Last Update: Nov 2005
Churches, Byzantine & Post-Byzantine Monuments VAVILI , CHIOS , GREECE
82100 VAVILI , CHIOS , GREECE

Church of Panaghia Krena - Photo Gallery

Church of Panaghia Krena - Overview

  The church belongs to the insular octagonal architectural type, and in a small degree reproduces the catholicon (main church) of Nea Moni. It comprises a domed naos, an esonarthex and an exonarthex, today completely ruined. The domed naos and the esonarthex were built at the end of the 12th century while the exonarthex is a much later addition, constructed in the 18th century. The greatest part of the interior is covered with wall paintings dated to the 12th century.
  The church was constructed at the end of the 12th century.
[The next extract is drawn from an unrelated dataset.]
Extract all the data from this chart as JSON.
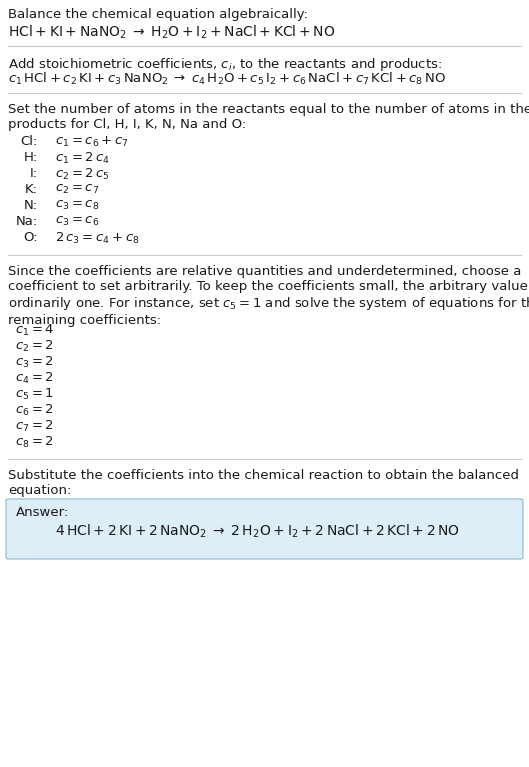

It was donated by Eustathios Codratos and his wife, Eirene Doucaina Pagomeni, both belonging to the imperial court of Constantinople. The donors decorated the church with wall paintings but five more layers of murals are preserved inside the building. During the catastrophic earthquake of 1881, the hemispherical part of the dome collapsed, along with the smaller dome of the narthex, which was reconstructed shortly thereafter.
  The foundations at the eastern part of the church were investigated by means of trial trenches in 1988 and again in 1995. The roof of the church was consolidated and repaired in 1968. In 1983 the west wall of the exonarthex was also consolidated and the roof was partly repaired. In 1981-1984, the later layers of the wall paintings were detached from the interior walls and the original layer was completely uncovered.
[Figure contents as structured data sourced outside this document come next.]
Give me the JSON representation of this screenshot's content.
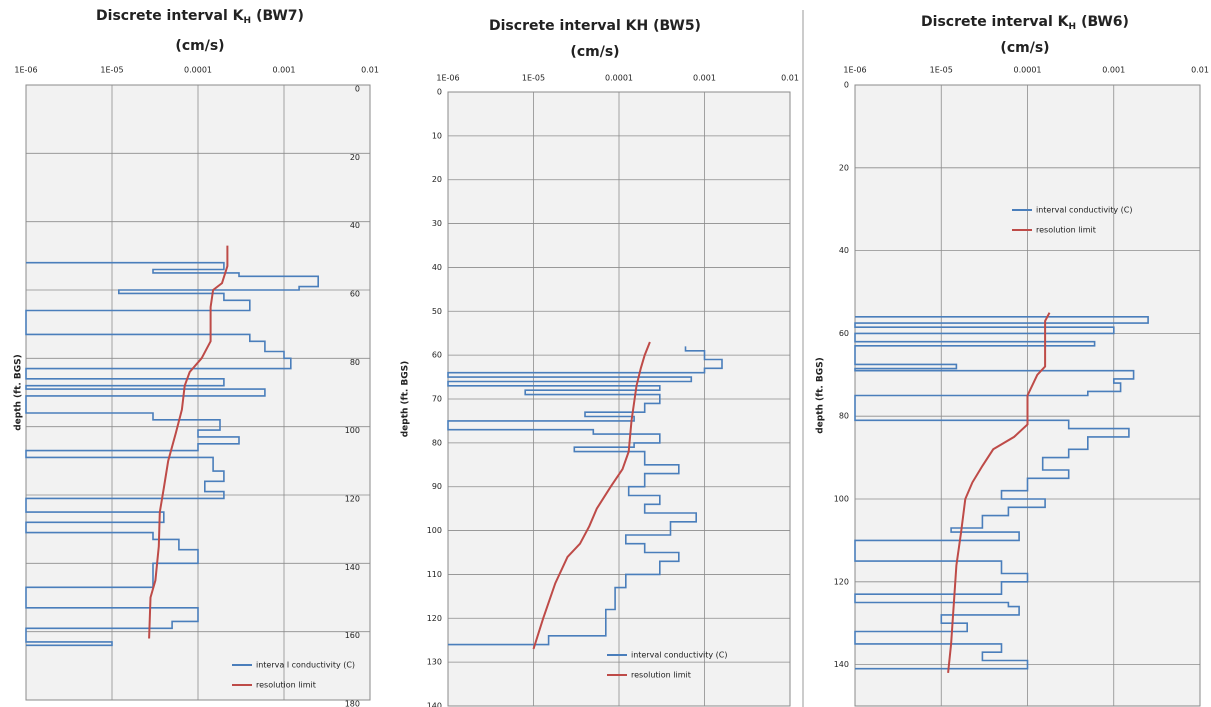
{
  "chart_data": [
    {
      "type": "line",
      "title": "Discrete interval K",
      "title_sub": "H",
      "title_end": "(BW7)",
      "subtitle": "(cm/s)",
      "ylabel": "depth (ft. BGS)",
      "xscale": "log",
      "y_inverted": true,
      "ytick_side": "right",
      "grid": true,
      "legend": "lower right",
      "xlim": [
        1e-06,
        0.01
      ],
      "xticks": [
        {
          "value": 1e-06,
          "label": "1E-06"
        },
        {
          "value": 1e-05,
          "label": "1E-05"
        },
        0.0001,
        0.001,
        0.01
      ],
      "ylim": [
        0,
        180
      ],
      "yticks": [
        0,
        20,
        40,
        60,
        80,
        100,
        120,
        140,
        160,
        180
      ],
      "series": [
        {
          "name": "interva l conductivity (C)",
          "color": "#4a7ebb",
          "x": [
            1e-06,
            0.0002,
            0.0002,
            3e-05,
            3e-05,
            0.0003,
            0.0003,
            0.0025,
            0.0025,
            0.0015,
            0.0015,
            1.2e-05,
            1.2e-05,
            0.0002,
            0.0002,
            0.0004,
            0.0004,
            1e-06,
            1e-06,
            0.0004,
            0.0004,
            0.0006,
            0.0006,
            0.001,
            0.001,
            0.0012,
            0.0012,
            1e-06,
            1e-06,
            0.0002,
            0.0002,
            1e-06,
            1e-06,
            0.0006,
            0.0006,
            1e-06,
            1e-06,
            3e-05,
            3e-05,
            0.00018,
            0.00018,
            0.0001,
            0.0001,
            0.0003,
            0.0003,
            0.0001,
            0.0001,
            1e-06,
            1e-06,
            0.00015,
            0.00015,
            0.0002,
            0.0002,
            0.00012,
            0.00012,
            0.0002,
            0.0002,
            1e-06,
            1e-06,
            4e-05,
            4e-05,
            1e-06,
            1e-06,
            3e-05,
            3e-05,
            6e-05,
            6e-05,
            0.0001,
            0.0001,
            3e-05,
            3e-05,
            1e-06,
            1e-06,
            0.0001,
            0.0001,
            5e-05,
            5e-05,
            1e-06,
            1e-06,
            1e-05,
            1e-05,
            1e-06
          ],
          "y": [
            52,
            52,
            54,
            54,
            55,
            55,
            56,
            56,
            59,
            59,
            60,
            60,
            61,
            61,
            63,
            63,
            66,
            66,
            73,
            73,
            75,
            75,
            78,
            78,
            80,
            80,
            83,
            83,
            86,
            86,
            88,
            88,
            89,
            89,
            91,
            91,
            96,
            96,
            98,
            98,
            101,
            101,
            103,
            103,
            105,
            105,
            107,
            107,
            109,
            109,
            113,
            113,
            116,
            116,
            119,
            119,
            121,
            121,
            125,
            125,
            128,
            128,
            131,
            131,
            133,
            133,
            136,
            136,
            140,
            140,
            147,
            147,
            153,
            153,
            157,
            157,
            159,
            159,
            163,
            163,
            164,
            164
          ]
        },
        {
          "name": "resolution limit",
          "color": "#be4b48",
          "x": [
            0.00022,
            0.00022,
            0.00019,
            0.00015,
            0.00014,
            0.00014,
            0.00011,
            8e-05,
            7e-05,
            6.5e-05,
            5.5e-05,
            4.5e-05,
            4e-05,
            3.6e-05,
            3.5e-05,
            3.2e-05,
            2.8e-05,
            2.7e-05
          ],
          "y": [
            47,
            53,
            58,
            60,
            65,
            75,
            80,
            84,
            88,
            95,
            102,
            110,
            118,
            125,
            135,
            145,
            150,
            162
          ]
        }
      ]
    },
    {
      "type": "line",
      "title": "Discrete interval KH (BW5)",
      "subtitle": "(cm/s)",
      "ylabel": "depth (ft. BGS)",
      "xscale": "log",
      "y_inverted": true,
      "ytick_side": "left",
      "grid": true,
      "legend": "lower right",
      "xlim": [
        1e-06,
        0.01
      ],
      "xticks": [
        {
          "value": 1e-06,
          "label": "1E-06"
        },
        {
          "value": 1e-05,
          "label": "1E-05"
        },
        0.0001,
        0.001,
        0.01
      ],
      "ylim": [
        0,
        140
      ],
      "yticks": [
        0,
        10,
        20,
        30,
        40,
        50,
        60,
        70,
        80,
        90,
        100,
        110,
        120,
        130,
        140
      ],
      "series": [
        {
          "name": "interval conductivity (C)",
          "color": "#4a7ebb",
          "x": [
            0.0006,
            0.0006,
            0.001,
            0.001,
            0.0016,
            0.0016,
            0.001,
            0.001,
            1e-06,
            1e-06,
            0.0007,
            0.0007,
            1e-06,
            1e-06,
            0.0003,
            0.0003,
            8e-06,
            8e-06,
            0.0003,
            0.0003,
            0.0002,
            0.0002,
            4e-05,
            4e-05,
            0.00015,
            0.00015,
            1e-06,
            1e-06,
            5e-05,
            5e-05,
            0.0003,
            0.0003,
            0.00015,
            0.00015,
            3e-05,
            3e-05,
            0.0002,
            0.0002,
            0.0005,
            0.0005,
            0.0002,
            0.0002,
            0.00013,
            0.00013,
            0.0003,
            0.0003,
            0.0002,
            0.0002,
            0.0008,
            0.0008,
            0.0004,
            0.0004,
            0.00012,
            0.00012,
            0.0002,
            0.0002,
            0.0005,
            0.0005,
            0.0003,
            0.0003,
            0.00012,
            0.00012,
            9e-05,
            9e-05,
            7e-05,
            7e-05,
            1.5e-05,
            1.5e-05,
            1e-06
          ],
          "y": [
            58,
            59,
            59,
            61,
            61,
            63,
            63,
            64,
            64,
            65,
            65,
            66,
            66,
            67,
            67,
            68,
            68,
            69,
            69,
            71,
            71,
            73,
            73,
            74,
            74,
            75,
            75,
            77,
            77,
            78,
            78,
            80,
            80,
            81,
            81,
            82,
            82,
            85,
            85,
            87,
            87,
            90,
            90,
            92,
            92,
            94,
            94,
            96,
            96,
            98,
            98,
            101,
            101,
            103,
            103,
            105,
            105,
            107,
            107,
            110,
            110,
            113,
            113,
            118,
            118,
            124,
            124,
            126,
            126
          ]
        },
        {
          "name": "resolution limit",
          "color": "#be4b48",
          "x": [
            0.00023,
            0.0002,
            0.00018,
            0.00016,
            0.00014,
            0.00013,
            0.00011,
            8e-05,
            5.5e-05,
            4.5e-05,
            3.5e-05,
            2.5e-05,
            1.8e-05,
            1.3e-05,
            1e-05
          ],
          "y": [
            57,
            60,
            63,
            67,
            75,
            82,
            86,
            90,
            95,
            99,
            103,
            106,
            112,
            120,
            127
          ]
        }
      ]
    },
    {
      "type": "line",
      "title": "Discrete interval K",
      "title_sub": "H",
      "title_end": "(BW6)",
      "subtitle": "(cm/s)",
      "ylabel": "depth (ft. BGS)",
      "xscale": "log",
      "y_inverted": true,
      "ytick_side": "left",
      "grid": true,
      "legend": "upper right",
      "xlim": [
        1e-06,
        0.01
      ],
      "xticks": [
        {
          "value": 1e-06,
          "label": "1E-06"
        },
        {
          "value": 1e-05,
          "label": "1E-05"
        },
        0.0001,
        0.001,
        0.01
      ],
      "ylim": [
        0,
        150
      ],
      "yticks": [
        0,
        20,
        40,
        60,
        80,
        100,
        120,
        140
      ],
      "series": [
        {
          "name": "interval conductivity (C)",
          "color": "#4a7ebb",
          "x": [
            1e-06,
            0.0025,
            0.0025,
            1e-06,
            1e-06,
            0.001,
            0.001,
            1e-06,
            1e-06,
            0.0006,
            0.0006,
            1e-06,
            1e-06,
            1.5e-05,
            1.5e-05,
            1e-06,
            1e-06,
            0.0017,
            0.0017,
            0.001,
            0.001,
            0.0012,
            0.0012,
            0.0005,
            0.0005,
            1e-06,
            1e-06,
            0.0003,
            0.0003,
            0.0015,
            0.0015,
            0.0005,
            0.0005,
            0.0003,
            0.0003,
            0.00015,
            0.00015,
            0.0003,
            0.0003,
            0.0001,
            0.0001,
            5e-05,
            5e-05,
            0.00016,
            0.00016,
            6e-05,
            6e-05,
            3e-05,
            3e-05,
            1.3e-05,
            1.3e-05,
            8e-05,
            8e-05,
            1e-06,
            1e-06,
            5e-05,
            5e-05,
            0.0001,
            0.0001,
            5e-05,
            5e-05,
            1e-06,
            1e-06,
            6e-05,
            6e-05,
            8e-05,
            8e-05,
            1e-05,
            1e-05,
            2e-05,
            2e-05,
            1e-06,
            1e-06,
            5e-05,
            5e-05,
            3e-05,
            3e-05,
            0.0001,
            0.0001,
            1e-06
          ],
          "y": [
            56,
            56,
            57.5,
            57.5,
            58.5,
            58.5,
            60,
            60,
            62,
            62,
            63,
            63,
            67.5,
            67.5,
            68.5,
            68.5,
            69,
            69,
            71,
            71,
            72,
            72,
            74,
            74,
            75,
            75,
            81,
            81,
            83,
            83,
            85,
            85,
            88,
            88,
            90,
            90,
            93,
            93,
            95,
            95,
            98,
            98,
            100,
            100,
            102,
            102,
            104,
            104,
            107,
            107,
            108,
            108,
            110,
            110,
            115,
            115,
            118,
            118,
            120,
            120,
            123,
            123,
            125,
            125,
            126,
            126,
            128,
            128,
            130,
            130,
            132,
            132,
            135,
            135,
            137,
            137,
            139,
            139,
            141,
            141
          ]
        },
        {
          "name": "resolution limit",
          "color": "#be4b48",
          "x": [
            0.00018,
            0.00016,
            0.00016,
            0.00013,
            0.0001,
            0.0001,
            7e-05,
            4e-05,
            3e-05,
            2.3e-05,
            1.9e-05,
            1.7e-05,
            1.5e-05,
            1.4e-05,
            1.3e-05,
            1.2e-05
          ],
          "y": [
            55,
            57,
            68,
            70,
            75,
            82,
            85,
            88,
            92,
            96,
            100,
            108,
            116,
            125,
            135,
            142
          ]
        }
      ]
    }
  ]
}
  Some of the detached wall paintings have already been restored and are on display while the rest are still in the process of restoration. The detached wall paintings of the second Byzantine layer, depicting twelve prophets (dated to the end of the 14th century), as well as two marble slabs from the original iconostasis of the church are exhibited in the building for temporary exhibitions (Giustiniani Palace) in the Fortress of Chios. Parts of the murals which were painted by Michael Chomatzas in 1734 are also on display in the Byzantine Museum of Chios (Medjitie Mosque).
  The monument is closed to the public (it opens only during the summer) due to restoration work inside the building and at the wall paintings.